The marked increase in the donors' tendency to make unrestricted gifts to the College's operating budget, as opposed to the long-term capital planning budget involving expansive new construction and endowed chairs for research faculty, ought be viewed as a clear signal that Dartmouth graduates are worried. With the administration now planning to cut back on our venerated library system, including Sanborn, and roll back academic offerings, such as the Human Biology Program, both current and former students are justified in their concern over the intentions of Parkhurst officials. Summer term, with its sparse course circular, serves to illustrate the need for more courses, not fewer. Too many students cannot take classes necessary for their major while summering in Hanover. Indeed, during the same academic year in which it announced these significant cuts to Dartmouth's intellectual resources, the administration also saw fit to create a new bureaucratic position: the Dean of Pluralism and Leadership. While expanding the administrative staff is not inherently wrong, choosing to add to the payroll during a budget crisis is indicative of poor financial sense. The administration, and specifically the Office of the President, needs to be able to explain to students and alumni why every dollar spent on amusement rides on the Green is not better spent on our libraries and academic programs, especially when those dollars seem in such short supply. And while important commitments, such as financial aid, clearly withstand such scrutiny, others do not.

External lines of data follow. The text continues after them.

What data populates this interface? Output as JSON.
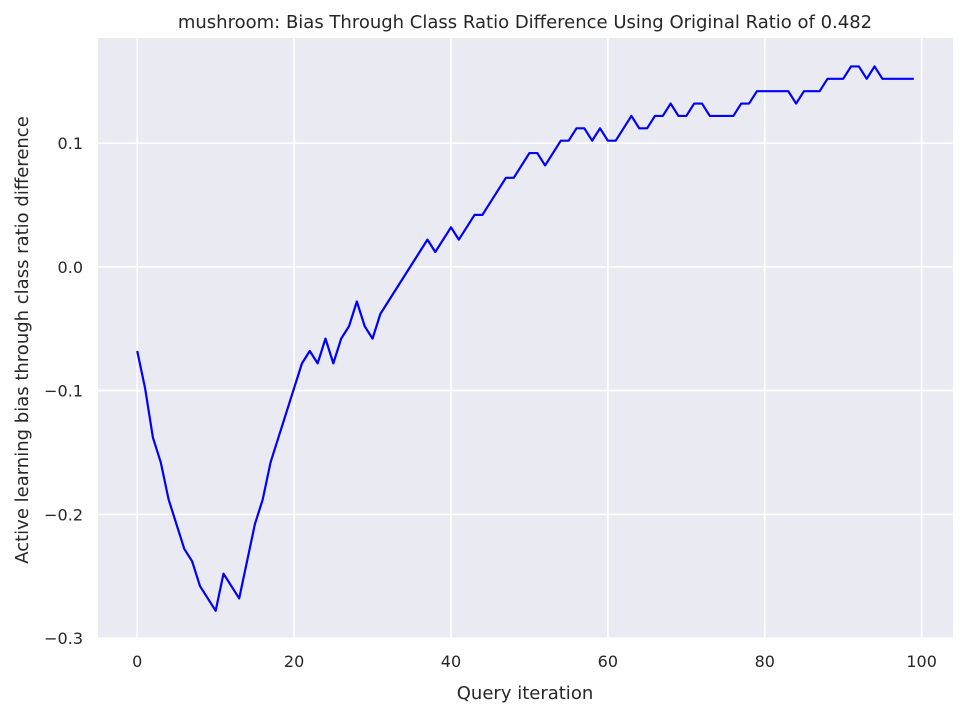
{
  "chart_data": {
    "type": "line",
    "title": "mushroom: Bias Through Class Ratio Difference Using Original Ratio of 0.482",
    "xlabel": "Query iteration",
    "ylabel": "Active learning bias through class ratio difference",
    "xlim": [
      -5,
      104
    ],
    "ylim": [
      -0.3,
      0.185
    ],
    "xticks": [
      0,
      20,
      40,
      60,
      80,
      100
    ],
    "xtick_labels": [
      "0",
      "20",
      "40",
      "60",
      "80",
      "100"
    ],
    "yticks": [
      -0.3,
      -0.2,
      -0.1,
      0.0,
      0.1
    ],
    "ytick_labels": [
      "−0.3",
      "−0.2",
      "−0.1",
      "0.0",
      "0.1"
    ],
    "grid": true,
    "background": "#EAEAF2",
    "series": [
      {
        "color": "#0000FF",
        "x": [
          0,
          1,
          2,
          3,
          4,
          5,
          6,
          7,
          8,
          9,
          10,
          11,
          12,
          13,
          14,
          15,
          16,
          17,
          18,
          19,
          20,
          21,
          22,
          23,
          24,
          25,
          26,
          27,
          28,
          29,
          30,
          31,
          32,
          33,
          34,
          35,
          36,
          37,
          38,
          39,
          40,
          41,
          42,
          43,
          44,
          45,
          46,
          47,
          48,
          49,
          50,
          51,
          52,
          53,
          54,
          55,
          56,
          57,
          58,
          59,
          60,
          61,
          62,
          63,
          64,
          65,
          66,
          67,
          68,
          69,
          70,
          71,
          72,
          73,
          74,
          75,
          76,
          77,
          78,
          79,
          80,
          81,
          82,
          83,
          84,
          85,
          86,
          87,
          88,
          89,
          90,
          91,
          92,
          93,
          94,
          95,
          96,
          97,
          98,
          99
        ],
        "y": [
          -0.068,
          -0.098,
          -0.138,
          -0.158,
          -0.188,
          -0.208,
          -0.228,
          -0.238,
          -0.258,
          -0.268,
          -0.278,
          -0.248,
          -0.258,
          -0.268,
          -0.238,
          -0.208,
          -0.188,
          -0.158,
          -0.138,
          -0.118,
          -0.098,
          -0.078,
          -0.068,
          -0.078,
          -0.058,
          -0.078,
          -0.058,
          -0.048,
          -0.028,
          -0.048,
          -0.058,
          -0.038,
          -0.028,
          -0.018,
          -0.008,
          0.002,
          0.012,
          0.022,
          0.012,
          0.022,
          0.032,
          0.022,
          0.032,
          0.042,
          0.042,
          0.052,
          0.062,
          0.072,
          0.072,
          0.082,
          0.092,
          0.092,
          0.082,
          0.092,
          0.102,
          0.102,
          0.112,
          0.112,
          0.102,
          0.112,
          0.102,
          0.102,
          0.112,
          0.122,
          0.112,
          0.112,
          0.122,
          0.122,
          0.132,
          0.122,
          0.122,
          0.132,
          0.132,
          0.122,
          0.122,
          0.122,
          0.122,
          0.132,
          0.132,
          0.142,
          0.142,
          0.142,
          0.142,
          0.142,
          0.132,
          0.142,
          0.142,
          0.142,
          0.152,
          0.152,
          0.152,
          0.162,
          0.162,
          0.152,
          0.162,
          0.152,
          0.152,
          0.152,
          0.152,
          0.152
        ]
      }
    ]
  }
}
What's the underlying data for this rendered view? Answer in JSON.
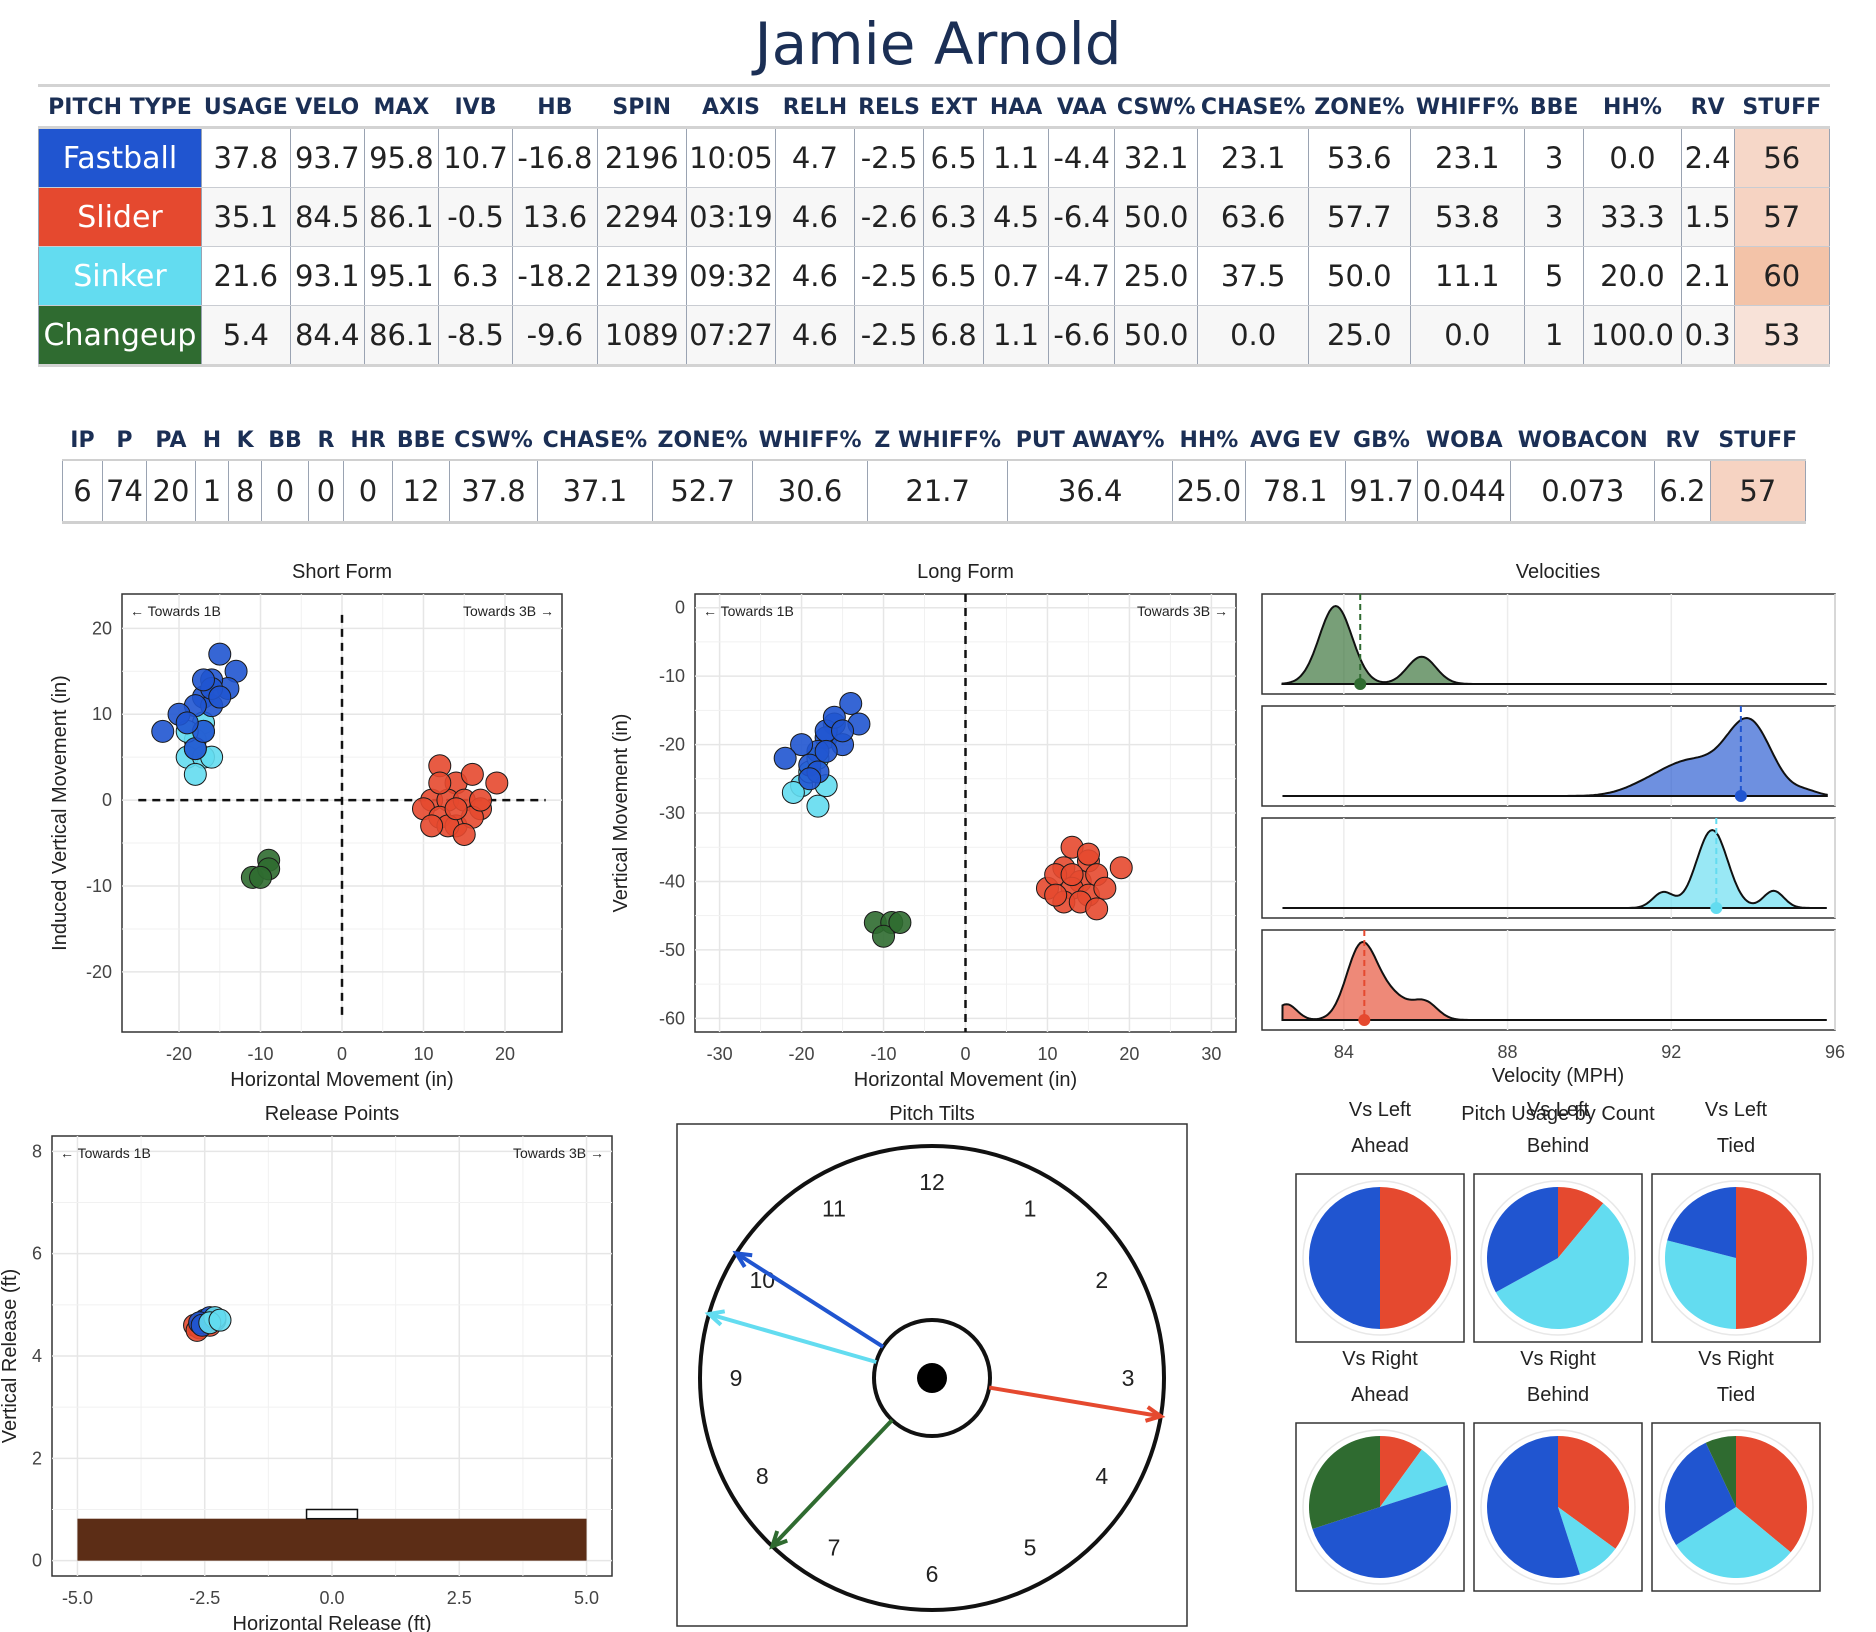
{
  "title": "Jamie Arnold",
  "colors": {
    "Fastball": "#2055d0",
    "Slider": "#e5492f",
    "Sinker": "#63dcf0",
    "Changeup": "#2f6b30",
    "header": "#1b2f55",
    "ground": "#5c2d16"
  },
  "pitch_table": {
    "headers": [
      "PITCH TYPE",
      "USAGE",
      "VELO",
      "MAX",
      "IVB",
      "HB",
      "SPIN",
      "AXIS",
      "RELH",
      "RELS",
      "EXT",
      "HAA",
      "VAA",
      "CSW%",
      "CHASE%",
      "ZONE%",
      "WHIFF%",
      "BBE",
      "HH%",
      "RV",
      "STUFF"
    ],
    "rows": [
      {
        "cells": [
          "Fastball",
          "37.8",
          "93.7",
          "95.8",
          "10.7",
          "-16.8",
          "2196",
          "10:05",
          "4.7",
          "-2.5",
          "6.5",
          "1.1",
          "-4.4",
          "32.1",
          "23.1",
          "53.6",
          "23.1",
          "3",
          "0.0",
          "2.4",
          "56"
        ],
        "color": "#2055d0",
        "stuff_color": "#f6d7c8"
      },
      {
        "cells": [
          "Slider",
          "35.1",
          "84.5",
          "86.1",
          "-0.5",
          "13.6",
          "2294",
          "03:19",
          "4.6",
          "-2.6",
          "6.3",
          "4.5",
          "-6.4",
          "50.0",
          "63.6",
          "57.7",
          "53.8",
          "3",
          "33.3",
          "1.5",
          "57"
        ],
        "color": "#e5492f",
        "stuff_color": "#f6d3c2"
      },
      {
        "cells": [
          "Sinker",
          "21.6",
          "93.1",
          "95.1",
          "6.3",
          "-18.2",
          "2139",
          "09:32",
          "4.6",
          "-2.5",
          "6.5",
          "0.7",
          "-4.7",
          "25.0",
          "37.5",
          "50.0",
          "11.1",
          "5",
          "20.0",
          "2.1",
          "60"
        ],
        "color": "#63dcf0",
        "stuff_color": "#f3c3a8"
      },
      {
        "cells": [
          "Changeup",
          "5.4",
          "84.4",
          "86.1",
          "-8.5",
          "-9.6",
          "1089",
          "07:27",
          "4.6",
          "-2.5",
          "6.8",
          "1.1",
          "-6.6",
          "50.0",
          "0.0",
          "25.0",
          "0.0",
          "1",
          "100.0",
          "0.3",
          "53"
        ],
        "color": "#2f6b30",
        "stuff_color": "#f8e2d8"
      }
    ]
  },
  "summary_table": {
    "headers": [
      "IP",
      "P",
      "PA",
      "H",
      "K",
      "BB",
      "R",
      "HR",
      "BBE",
      "CSW%",
      "CHASE%",
      "ZONE%",
      "WHIFF%",
      "Z WHIFF%",
      "PUT AWAY%",
      "HH%",
      "AVG EV",
      "GB%",
      "WOBA",
      "WOBACON",
      "RV",
      "STUFF"
    ],
    "values": [
      "6",
      "74",
      "20",
      "1",
      "8",
      "0",
      "0",
      "0",
      "12",
      "37.8",
      "37.1",
      "52.7",
      "30.6",
      "21.7",
      "36.4",
      "25.0",
      "78.1",
      "91.7",
      "0.044",
      "0.073",
      "6.2",
      "57"
    ],
    "stuff_color": "#f6d3c2"
  },
  "chart_data": [
    {
      "type": "scatter",
      "title": "Short Form",
      "xlabel": "Horizontal Movement (in)",
      "ylabel": "Induced Vertical Movement (in)",
      "xlim": [
        -27,
        27
      ],
      "ylim": [
        -27,
        24
      ],
      "xticks": [
        -20,
        -10,
        0,
        10,
        20
      ],
      "yticks": [
        -20,
        -10,
        0,
        10,
        20
      ],
      "annotations": [
        "← Towards 1B",
        "Towards 3B →"
      ],
      "series": [
        {
          "name": "Sinker",
          "points": [
            [
              -17,
              9
            ],
            [
              -18,
              7
            ],
            [
              -19,
              5
            ],
            [
              -17,
              5
            ],
            [
              -18,
              3
            ],
            [
              -16,
              5
            ],
            [
              -18,
              6
            ],
            [
              -17,
              8
            ],
            [
              -19,
              8
            ]
          ]
        },
        {
          "name": "Fastball",
          "points": [
            [
              -15,
              17
            ],
            [
              -13,
              15
            ],
            [
              -14,
              13
            ],
            [
              -16,
              14
            ],
            [
              -17,
              12
            ],
            [
              -16,
              11
            ],
            [
              -18,
              11
            ],
            [
              -22,
              8
            ],
            [
              -20,
              10
            ],
            [
              -18,
              6
            ],
            [
              -17,
              8
            ],
            [
              -16,
              13
            ],
            [
              -19,
              9
            ],
            [
              -17,
              14
            ],
            [
              -15,
              12
            ]
          ]
        },
        {
          "name": "Slider",
          "points": [
            [
              12,
              4
            ],
            [
              14,
              2
            ],
            [
              16,
              3
            ],
            [
              19,
              2
            ],
            [
              11,
              0
            ],
            [
              13,
              0
            ],
            [
              15,
              0
            ],
            [
              17,
              -1
            ],
            [
              10,
              -1
            ],
            [
              12,
              -2
            ],
            [
              14,
              -3
            ],
            [
              16,
              -2
            ],
            [
              13,
              -3
            ],
            [
              15,
              -4
            ],
            [
              11,
              -3
            ],
            [
              14,
              -1
            ],
            [
              17,
              0
            ],
            [
              12,
              2
            ]
          ]
        },
        {
          "name": "Changeup",
          "points": [
            [
              -11,
              -9
            ],
            [
              -9,
              -7
            ],
            [
              -9,
              -8
            ],
            [
              -10,
              -9
            ]
          ]
        }
      ]
    },
    {
      "type": "scatter",
      "title": "Long Form",
      "xlabel": "Horizontal Movement (in)",
      "ylabel": "Vertical Movement (in)",
      "xlim": [
        -33,
        33
      ],
      "ylim": [
        -62,
        2
      ],
      "xticks": [
        -30,
        -20,
        -10,
        0,
        10,
        20,
        30
      ],
      "yticks": [
        0,
        -10,
        -20,
        -30,
        -40,
        -50,
        -60
      ],
      "annotations": [
        "← Towards 1B",
        "Towards 3B →"
      ],
      "series": [
        {
          "name": "Sinker",
          "points": [
            [
              -20,
              -26
            ],
            [
              -19,
              -24
            ],
            [
              -18,
              -29
            ],
            [
              -17,
              -26
            ],
            [
              -18,
              -22
            ],
            [
              -21,
              -27
            ]
          ]
        },
        {
          "name": "Fastball",
          "points": [
            [
              -14,
              -14
            ],
            [
              -16,
              -17
            ],
            [
              -17,
              -19
            ],
            [
              -15,
              -20
            ],
            [
              -13,
              -17
            ],
            [
              -17,
              -18
            ],
            [
              -18,
              -21
            ],
            [
              -20,
              -20
            ],
            [
              -22,
              -22
            ],
            [
              -19,
              -23
            ],
            [
              -18,
              -24
            ],
            [
              -19,
              -25
            ],
            [
              -17,
              -21
            ],
            [
              -16,
              -16
            ],
            [
              -15,
              -18
            ]
          ]
        },
        {
          "name": "Slider",
          "points": [
            [
              13,
              -35
            ],
            [
              15,
              -37
            ],
            [
              12,
              -38
            ],
            [
              14,
              -40
            ],
            [
              16,
              -39
            ],
            [
              19,
              -38
            ],
            [
              10,
              -41
            ],
            [
              11,
              -39
            ],
            [
              13,
              -41
            ],
            [
              15,
              -42
            ],
            [
              12,
              -43
            ],
            [
              14,
              -43
            ],
            [
              16,
              -44
            ],
            [
              11,
              -42
            ],
            [
              17,
              -41
            ],
            [
              13,
              -39
            ],
            [
              15,
              -36
            ]
          ]
        },
        {
          "name": "Changeup",
          "points": [
            [
              -11,
              -46
            ],
            [
              -9,
              -46
            ],
            [
              -10,
              -48
            ],
            [
              -8,
              -46
            ]
          ]
        }
      ]
    },
    {
      "type": "area",
      "title": "Velocities",
      "xlabel": "Velocity (MPH)",
      "xlim": [
        82,
        96
      ],
      "xticks": [
        84,
        88,
        92,
        96
      ],
      "series": [
        {
          "name": "Changeup",
          "mean": 84.4,
          "peaks": [
            [
              83.8,
              1.0,
              0.4
            ],
            [
              85.9,
              0.35,
              0.35
            ]
          ]
        },
        {
          "name": "Fastball",
          "mean": 93.7,
          "peaks": [
            [
              93.9,
              1.0,
              0.55
            ],
            [
              92.5,
              0.45,
              0.7
            ],
            [
              91.4,
              0.12,
              0.6
            ],
            [
              95.3,
              0.06,
              0.3
            ]
          ]
        },
        {
          "name": "Sinker",
          "mean": 93.1,
          "peaks": [
            [
              93.0,
              1.0,
              0.38
            ],
            [
              91.8,
              0.2,
              0.25
            ],
            [
              94.5,
              0.22,
              0.25
            ]
          ]
        },
        {
          "name": "Slider",
          "mean": 84.5,
          "peaks": [
            [
              84.4,
              1.0,
              0.35
            ],
            [
              85.0,
              0.45,
              0.5
            ],
            [
              86.0,
              0.25,
              0.3
            ],
            [
              82.6,
              0.25,
              0.25
            ]
          ]
        }
      ]
    },
    {
      "type": "scatter",
      "title": "Release Points",
      "xlabel": "Horizontal Release (ft)",
      "ylabel": "Vertical Release (ft)",
      "xlim": [
        -5.5,
        5.5
      ],
      "ylim": [
        -0.3,
        8.3
      ],
      "xticks": [
        "-5.0",
        "-2.5",
        "0.0",
        "2.5",
        "5.0"
      ],
      "yticks": [
        0,
        2,
        4,
        6,
        8
      ],
      "annotations": [
        "← Towards 1B",
        "Towards 3B →"
      ],
      "series": [
        {
          "name": "Slider",
          "points": [
            [
              -2.7,
              4.6
            ],
            [
              -2.6,
              4.55
            ],
            [
              -2.5,
              4.65
            ],
            [
              -2.65,
              4.5
            ],
            [
              -2.4,
              4.6
            ]
          ]
        },
        {
          "name": "Fastball",
          "points": [
            [
              -2.5,
              4.7
            ],
            [
              -2.4,
              4.75
            ],
            [
              -2.6,
              4.65
            ],
            [
              -2.3,
              4.7
            ],
            [
              -2.55,
              4.6
            ]
          ]
        },
        {
          "name": "Sinker",
          "points": [
            [
              -2.3,
              4.75
            ],
            [
              -2.4,
              4.65
            ],
            [
              -2.2,
              4.7
            ]
          ]
        }
      ]
    },
    {
      "type": "other",
      "title": "Pitch Tilts",
      "clock_labels": [
        "12",
        "1",
        "2",
        "3",
        "4",
        "5",
        "6",
        "7",
        "8",
        "9",
        "10",
        "11"
      ],
      "tilts": [
        {
          "name": "Fastball",
          "axis": "10:05"
        },
        {
          "name": "Slider",
          "axis": "03:19"
        },
        {
          "name": "Sinker",
          "axis": "09:32"
        },
        {
          "name": "Changeup",
          "axis": "07:27"
        }
      ]
    },
    {
      "type": "pie",
      "title": "Pitch Usage by Count",
      "panels": [
        {
          "label1": "Vs Left",
          "label2": "Ahead",
          "slices": [
            {
              "name": "Slider",
              "value": 0.5
            },
            {
              "name": "Fastball",
              "value": 0.5
            }
          ]
        },
        {
          "label1": "Vs Left",
          "label2": "Behind",
          "slices": [
            {
              "name": "Slider",
              "value": 0.11
            },
            {
              "name": "Sinker",
              "value": 0.56
            },
            {
              "name": "Fastball",
              "value": 0.33
            }
          ]
        },
        {
          "label1": "Vs Left",
          "label2": "Tied",
          "slices": [
            {
              "name": "Slider",
              "value": 0.5
            },
            {
              "name": "Sinker",
              "value": 0.29
            },
            {
              "name": "Fastball",
              "value": 0.21
            }
          ]
        },
        {
          "label1": "Vs Right",
          "label2": "Ahead",
          "slices": [
            {
              "name": "Slider",
              "value": 0.1
            },
            {
              "name": "Sinker",
              "value": 0.1
            },
            {
              "name": "Fastball",
              "value": 0.5
            },
            {
              "name": "Changeup",
              "value": 0.3
            }
          ]
        },
        {
          "label1": "Vs Right",
          "label2": "Behind",
          "slices": [
            {
              "name": "Slider",
              "value": 0.35
            },
            {
              "name": "Sinker",
              "value": 0.1
            },
            {
              "name": "Fastball",
              "value": 0.55
            }
          ]
        },
        {
          "label1": "Vs Right",
          "label2": "Tied",
          "slices": [
            {
              "name": "Slider",
              "value": 0.36
            },
            {
              "name": "Sinker",
              "value": 0.3
            },
            {
              "name": "Fastball",
              "value": 0.27
            },
            {
              "name": "Changeup",
              "value": 0.07
            }
          ]
        }
      ]
    }
  ]
}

The encouraging donation numbers, then, while certainly good news, present the administration with something of a moral hazard. So long as alumni show willingness to shore up the fundamentals and fill the holes left behind by sharp budget cuts, an imaginative administration can continue to engage in financial adventurism. The swim team debacle proved that alumni would stand in for the administration during times of fiscal crisis, and Parkhurst got a swim team on the cheap by forcing alumni to shoulder the burden. The administration must be careful not to allow this to become a precedent. Not only is it simply wrong to call upon alumni to save major academic and athletic programs, it is also shortsighted. For while the Still North in the hearts of alumni may make them willing to help out during times of trouble, the Granite in their brains will eventually kick in, and they will tire of being used as financial crutches to make up for irresponsible fiscal planning.